Rural Service Comparable Whether or Not Merger Happens. Dr. Andrew Afflerbach of CTC Technology and Energy, an outside consultant for CWA, explained that his review of the Applicants’ Public Interest Statement (PIS) as well as confidential documents makes clear that the proposed merger would have marginal impact in rural areas. T-Mobile already holds low-band spectrum best suited for long distances in rural America, but not at high speeds. Moreover, Sprint contributes very little rural infrastructure, and its mid-band spectrum is poorly suited for rural areas because it has shorter range and is easily obstructed by foliage and terrain. Dr. Afflerbach pointed to the Applicants’ PIS which shows that post-merger, the New T-Mobile’s mid-band coverage would not reach 84.6 million Americans by 2021 and would leave 45.9 million rural Americans unserved in 2024. Dr. Afflerbach further emphasized that the Applicants’ post-merger 5G claims are overstated as they have approximately 2 percent of the millimeter-wave spectrum in the market, and that T-Mobile’s low-band 5G will only provide marginal improvements to rural areas. Furthermore, the Applicants have not provided corresponding GIS data to support their 2021 projections.

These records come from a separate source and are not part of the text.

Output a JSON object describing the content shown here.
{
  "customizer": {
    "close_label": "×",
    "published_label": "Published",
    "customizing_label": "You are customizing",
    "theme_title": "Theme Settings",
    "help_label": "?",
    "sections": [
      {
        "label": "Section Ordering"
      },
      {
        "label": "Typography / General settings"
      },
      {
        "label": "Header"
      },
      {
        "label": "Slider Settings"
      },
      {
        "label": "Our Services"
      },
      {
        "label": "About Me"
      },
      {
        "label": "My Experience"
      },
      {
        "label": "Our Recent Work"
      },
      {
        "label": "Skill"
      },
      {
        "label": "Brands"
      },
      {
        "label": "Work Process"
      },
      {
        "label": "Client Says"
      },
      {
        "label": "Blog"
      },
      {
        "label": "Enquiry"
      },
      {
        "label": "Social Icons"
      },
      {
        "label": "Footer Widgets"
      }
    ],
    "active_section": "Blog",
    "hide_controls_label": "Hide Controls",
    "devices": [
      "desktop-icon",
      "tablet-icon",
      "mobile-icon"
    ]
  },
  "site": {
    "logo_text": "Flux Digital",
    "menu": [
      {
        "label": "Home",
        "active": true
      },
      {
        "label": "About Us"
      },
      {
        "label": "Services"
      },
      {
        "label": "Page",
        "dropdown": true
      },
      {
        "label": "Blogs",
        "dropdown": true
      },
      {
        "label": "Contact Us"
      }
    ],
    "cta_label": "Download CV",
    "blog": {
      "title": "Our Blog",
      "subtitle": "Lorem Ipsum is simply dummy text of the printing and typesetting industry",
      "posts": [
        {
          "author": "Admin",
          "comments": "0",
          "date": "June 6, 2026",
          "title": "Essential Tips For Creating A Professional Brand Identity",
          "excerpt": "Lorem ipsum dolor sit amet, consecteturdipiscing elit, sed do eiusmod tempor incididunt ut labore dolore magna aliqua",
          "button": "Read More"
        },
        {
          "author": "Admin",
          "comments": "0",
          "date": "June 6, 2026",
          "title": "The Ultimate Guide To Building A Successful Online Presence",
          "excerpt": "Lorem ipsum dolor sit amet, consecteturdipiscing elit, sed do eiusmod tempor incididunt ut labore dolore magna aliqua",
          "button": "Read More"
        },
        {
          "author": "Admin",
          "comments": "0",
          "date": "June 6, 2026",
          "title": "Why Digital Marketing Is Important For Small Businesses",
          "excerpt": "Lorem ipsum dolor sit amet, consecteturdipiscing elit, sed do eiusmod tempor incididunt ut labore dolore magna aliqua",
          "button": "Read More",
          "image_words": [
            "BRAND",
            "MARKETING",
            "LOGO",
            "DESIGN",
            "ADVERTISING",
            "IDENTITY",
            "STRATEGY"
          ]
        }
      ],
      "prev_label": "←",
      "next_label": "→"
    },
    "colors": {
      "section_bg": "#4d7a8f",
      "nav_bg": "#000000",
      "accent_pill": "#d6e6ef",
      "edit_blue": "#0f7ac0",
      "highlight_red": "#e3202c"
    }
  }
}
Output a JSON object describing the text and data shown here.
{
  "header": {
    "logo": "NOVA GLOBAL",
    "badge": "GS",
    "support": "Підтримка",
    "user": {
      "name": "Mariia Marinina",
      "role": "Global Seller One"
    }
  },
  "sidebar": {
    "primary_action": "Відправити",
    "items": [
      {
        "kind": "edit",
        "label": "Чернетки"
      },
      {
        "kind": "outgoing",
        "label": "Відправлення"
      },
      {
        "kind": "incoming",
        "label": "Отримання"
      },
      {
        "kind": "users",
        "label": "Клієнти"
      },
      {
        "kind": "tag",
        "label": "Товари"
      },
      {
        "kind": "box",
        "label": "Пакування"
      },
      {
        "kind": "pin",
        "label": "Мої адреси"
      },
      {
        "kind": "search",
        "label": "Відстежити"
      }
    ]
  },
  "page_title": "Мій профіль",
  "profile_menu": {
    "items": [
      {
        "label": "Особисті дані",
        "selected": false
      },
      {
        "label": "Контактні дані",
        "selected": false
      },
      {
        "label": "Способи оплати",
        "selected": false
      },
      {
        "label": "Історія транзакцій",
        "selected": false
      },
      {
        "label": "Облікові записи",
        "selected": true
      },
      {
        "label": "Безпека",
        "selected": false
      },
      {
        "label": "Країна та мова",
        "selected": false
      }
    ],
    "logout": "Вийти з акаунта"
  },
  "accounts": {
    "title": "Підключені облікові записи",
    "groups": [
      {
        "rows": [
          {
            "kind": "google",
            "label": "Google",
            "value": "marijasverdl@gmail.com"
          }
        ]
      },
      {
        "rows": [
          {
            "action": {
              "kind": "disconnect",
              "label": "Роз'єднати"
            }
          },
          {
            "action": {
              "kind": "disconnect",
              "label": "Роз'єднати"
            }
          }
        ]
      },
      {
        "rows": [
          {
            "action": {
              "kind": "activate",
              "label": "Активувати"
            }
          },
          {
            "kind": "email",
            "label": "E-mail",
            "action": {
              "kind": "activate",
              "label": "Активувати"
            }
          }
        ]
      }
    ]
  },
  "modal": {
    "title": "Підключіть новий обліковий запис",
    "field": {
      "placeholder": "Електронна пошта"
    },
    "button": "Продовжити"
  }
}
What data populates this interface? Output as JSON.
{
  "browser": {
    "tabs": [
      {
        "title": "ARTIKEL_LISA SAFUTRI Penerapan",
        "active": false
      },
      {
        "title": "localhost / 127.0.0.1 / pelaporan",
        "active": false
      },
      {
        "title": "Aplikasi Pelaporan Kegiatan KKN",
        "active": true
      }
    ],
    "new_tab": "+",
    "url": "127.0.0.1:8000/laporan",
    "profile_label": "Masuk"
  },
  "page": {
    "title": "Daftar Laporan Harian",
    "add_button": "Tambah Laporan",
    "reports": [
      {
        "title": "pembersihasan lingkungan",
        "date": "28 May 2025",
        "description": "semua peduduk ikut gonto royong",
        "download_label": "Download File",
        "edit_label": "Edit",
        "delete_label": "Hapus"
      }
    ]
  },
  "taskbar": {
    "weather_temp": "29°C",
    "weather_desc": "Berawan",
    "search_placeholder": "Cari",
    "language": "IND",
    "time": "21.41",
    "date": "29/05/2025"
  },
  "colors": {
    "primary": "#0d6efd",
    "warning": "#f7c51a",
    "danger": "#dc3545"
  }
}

Employment Impact of the Merger. After noting that the employment impact of a merger is
part of the FCC’s public interest analysis, CWA presented its detailed analysis that the proposed merger would result in the loss of 30,000 jobs. Approximately 25,500 jobs would be eliminated as a result of overlapping retail store closures at postpaid and prepaid locations. Another 4,500 jobs would be eliminated due to duplicative functions at corporate headquarters in Overland Park, Kan. and Bellevue, Wash. In addition, CWA explained that the transaction would increase concentration in the wireless retail labor market which could have a negative impact on industry-wide wages. In addition, CWA noted that both T-Mobile and Sprint offshore many jobs, including call centers and (in the case of Sprint) network management. Finally, CWA detailed T-Mobile and Sprint’s long history of violation of workers’ rights. Given the substantial dispute in the record over the impact of the transaction on employment, CWA urged the Commission to issue a comprehensive information request regarding the merger impact on employment.
Sprint is Not a Failing Firm. CWA presented detailed charts showing that Wall Street analysts predict steady growth in Sprint’s earnings, and capital expenditures over the next five years as a standalone company.
T-Mobile and Sprint Do Not Have to Merge to Deploy 5G. As reflected in the Applicants’ public statements, Sprint and T-Mobile are well positioned to build a standalone nationwide 5G network. As recently as their 3Q18 earnings call, both T-Mobile and Sprint told investors that they plan to deploy 5G as standalone companies.
CWA concluded by stating that that the FCC should reject the merger as against the public interest unless the companies provide clear and enforceable commitments to protect all U.S. jobs and return all overseas call center jobs to the U.S.; the companies commit to complete neutrality in allowing employees to form a union of their own choosing; and the CFIUS national security review is completed with verifiable, enforceable commitments to protect national security.